Quasi-polynomial time approximation schemes for packing and covering problems in planar graphs

We consider two optimization problems in planar graphs. In {Maximum Weight Independent Set of Objects} we are given a graph G and a family D of {objects}, each being a connected subgraph of G with a prescribed weight, and the task is to find a maximum-weight subfamily of D consisting of pairwise disjoint objects. In {Minimum Weight Distance Set Cover} we are given an edge-weighted graph G, two sets D,C of vertices of G, where vertices of D have prescribed weights, and a nonnegative radius r. The task is to find a minimum-weight subset of D such that every vertex of C is at distance at most r from some selected vertex. Via simple reductions, these two problems generalize a number of geometric optimization tasks, notably {Maximum Weight Independent Set} for polygons in the plane and {Weighted Geometric Set Cover} for unit disks and unit squares.
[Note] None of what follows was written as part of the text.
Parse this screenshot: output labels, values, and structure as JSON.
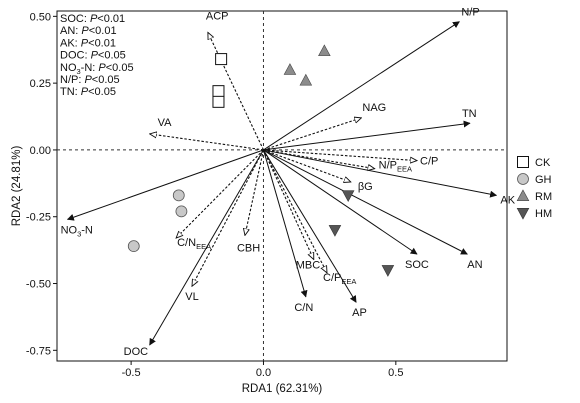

We present {quasi-polynomial time approximation schemes} (QPTASs) for both of the above problems in planar graphs: given an accuracy parameter epsilon>0 we can compute a solution whose weight is within multiplicative factor of (1+epsilon) from the optimum in time 2^{poly(1/epsilon,log |D|)}* n^{O(1)}, where n is the number of vertices of the input graph. Our main technical contribution is to transfer the techniques used for recursive approximation schemes for geometric problems due to Adamaszek, Har-Peled, and Wiese [Adamaszek and Wiese, 2013; Adamaszek and Wiese, 2014; Sariel Har-Peled, 2014] to the setting of planar graphs. In particular, this yields a purely combinatorial viewpoint on these methods.